机构地区:[1]武汉轻工大学食品科学与工程学院,湖北武汉430023 [2]湖北生态工程职业技术学院生态环境学院,湖北武汉430200 [3]武汉轻工大学生物与制药工程学院,湖北武汉430023 [4]湖北小胡鸭酱卤食品研究院有限公司,湖北荆州434000

出  处:《食品科技》2022年第6期44-51,共8页Food Science and Technology

基  金:国家自然科学基金项目(32001764);湖北省科技计划项目(2021BED006)。

摘  要:目的:研究热处理对鲜切荸荠贮藏品质的影响及机制。

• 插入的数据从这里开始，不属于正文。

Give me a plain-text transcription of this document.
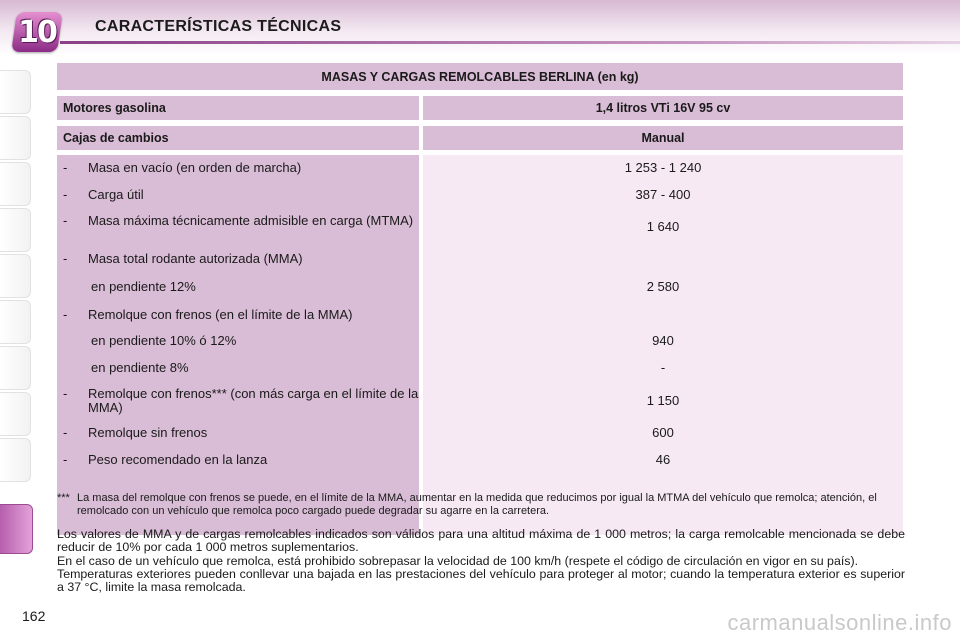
10 CARACTERÍSTICAS TÉCNICAS
MASAS Y CARGAS REMOLCABLES BERLINA (en kg)
Motores gasolina	1,4 litros VTi 16V 95 cv
Cajas de cambios	Manual
-	Masa en vacío (en orden de marcha)	1 253 - 1 240
-	Carga útil	387 - 400
-	Masa máxima técnicamente admisible en carga (MTMA)	1 640
-	Masa total rodante autorizada (MMA)
en pendiente 12%	2 580
-	Remolque con frenos (en el límite de la MMA)
en pendiente 10% ó 12%	940
en pendiente 8%	-
-	Remolque con frenos*** (con más carga en el límite de la MMA)	1 150
-	Remolque sin frenos	600
-	Peso recomendado en la lanza	46
*** La masa del remolque con frenos se puede, en el límite de la MMA, aumentar en la medida que reducimos por igual la MTMA del vehículo que remolca; atención, el remolcado con un vehículo que remolca poco cargado puede degradar su agarre en la carretera.

Los valores de MMA y de cargas remolcables indicados son válidos para una altitud máxima de 1 000 metros; la carga remolcable mencionada se debe reducir de 10% por cada 1 000 metros suplementarios.

En el caso de un vehículo que remolca, está prohibido sobrepasar la velocidad de 100 km/h (respete el código de circulación en vigor en su país).

Temperaturas exteriores pueden conllevar una bajada en las prestaciones del vehículo para proteger al motor; cuando la temperatura exterior es superior a 37 °C, limite la masa remolcada.

162	carmanualsonline.info
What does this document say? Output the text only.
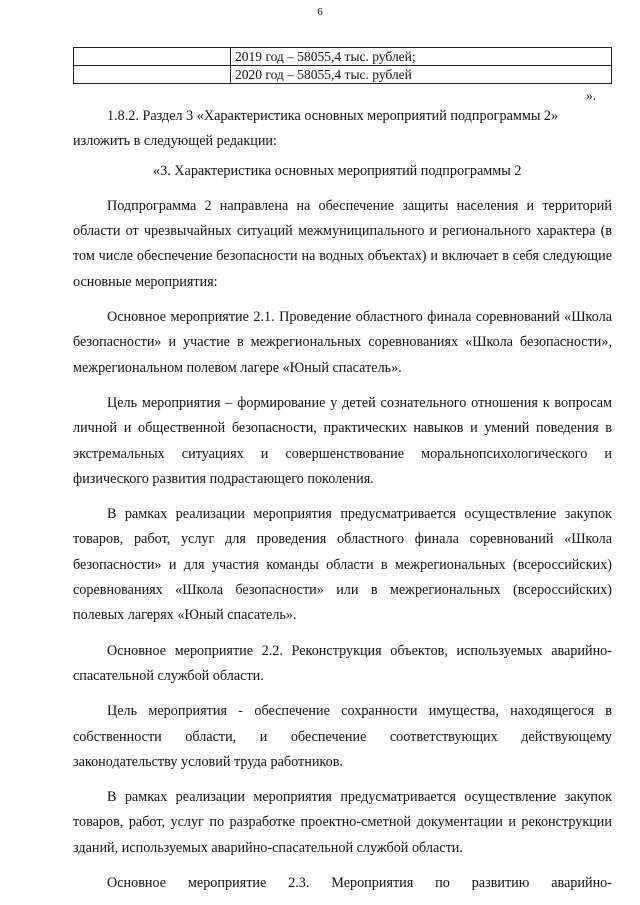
6
	2019 год – 58055,4 тыс. рублей;
	2020 год – 58055,4 тыс. рублей
».

1.8.2. Раздел 3 «Характеристика основных мероприятий подпрограммы 2»

изложить в следующей редакции:

«3. Характеристика основных мероприятий подпрограммы 2

Подпрограмма 2 направлена на обеспечение защиты населения и территорий области от чрезвычайных ситуаций межмуниципального и регионального характера (в том числе обеспечение безопасности на водных объектах) и включает в себя следующие основные мероприятия:

Основное мероприятие 2.1. Проведение областного финала соревнований «Школа безопасности» и участие в межрегиональных соревнованиях «Школа безопасности», межрегиональном полевом лагере «Юный спасатель».

Цель мероприятия – формирование у детей сознательного отношения к вопросам личной и общественной безопасности, практических навыков и умений поведения в экстремальных ситуациях и совершенствование моральнопсихологического и физического развития подрастающего поколения.

В рамках реализации мероприятия предусматривается осуществление закупок товаров, работ, услуг для проведения областного финала соревнований «Школа безопасности» и для участия команды области в межрегиональных (всероссийских) соревнованиях «Школа безопасности» или в межрегиональных (всероссийских) полевых лагерях «Юный спасатель».

Основное мероприятие 2.2. Реконструкция объектов, используемых аварийно-спасательной службой области.

Цель мероприятия - обеспечение сохранности имущества, находящегося в собственности области, и обеспечение соответствующих действующему законодательству условий труда работников.

В рамках реализации мероприятия предусматривается осуществление закупок товаров, работ, услуг по разработке проектно-сметной документации и реконструкции зданий, используемых аварийно-спасательной службой области.

Основное мероприятие 2.3. Мероприятия по развитию аварийно-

方法:以荸荠为实验原料,通过筛选后确定的50℃热水浸泡30 min处理后于4℃贮藏5 d,并对色差、褐变度、过氧化物酶(POD)、多酚氧化酶(PPO)、苯丙氨酸解氨酶(PAL)、过氧化氢酶(CAT)、超氧化物歧化酶(SOD)酶活性以及总醌、总黄酮、丙二醛、过氧化氢、超氧阴离子等指标进行测定。结果:热处理有效维持了鲜切荸荠的外观,延缓其颜色变化,并对褐变度、a^(*)值以及b^(*)值的升高有明显抑制作用,延缓了L^(*)值的降低。热处理显著降低了鲜切荸荠中PPO、POD、PAL的活性,以及总醌、总黄酮的含量。此外,热处理还抑制了丙二醛、过氧化氢含量和超氧阴离子生成速率,提高SOD和CAT的活性。结论:热处理通过抑制酚类物质代谢,提高抗氧化能力来维持鲜切荸荠贮藏品质,延长货架期。Objective:The effect and mechanism of heat treatment on the storage quality of fresh-cut Chinese water chestnuts were studied.Method:Chinese water chestnut were used as the experimental raw material,soaked in hot water at 50℃for 30 min,and stored at 4℃for 5 d,the chromatic aberration,browning degree and the activities of peroxidase(POD),polyphenols oxidase(PPO),phenylalanine ammonia-lyase(PAL),catalase(CAT)and superoxide dismutase(SOD)and total quinones,total flavonoids,malondialdehyde,hydrogen peroxide,superoxide anions were determined.Results:Heat treatment effectively maintained the appearances of fresh-cut Chinese water chestnuts and delayed the discoloration,and had a significant inhibitory effect on the increased of browning,a^(*)and b^(*)values,and delayed the reduction of L^(*)values.Heat treatment significantly reduced the activities of PPO,POD and PAL in fresh-cut Chinese water chestnuts,as well as the contents of total quinones and total flavonoids.In addition,heat treatment also inhibited the contents of malondialdehyde,hydrogen peroxide and the formation rate of superoxide anions,and improved the activities of SOD and CAT.Conclusion:Heat treatment maintained the storage quality of fresh-cut Chinese water chestnuts and extended shelf life by inhibiting the metabolism of phenolic substances and improving antioxidant ability.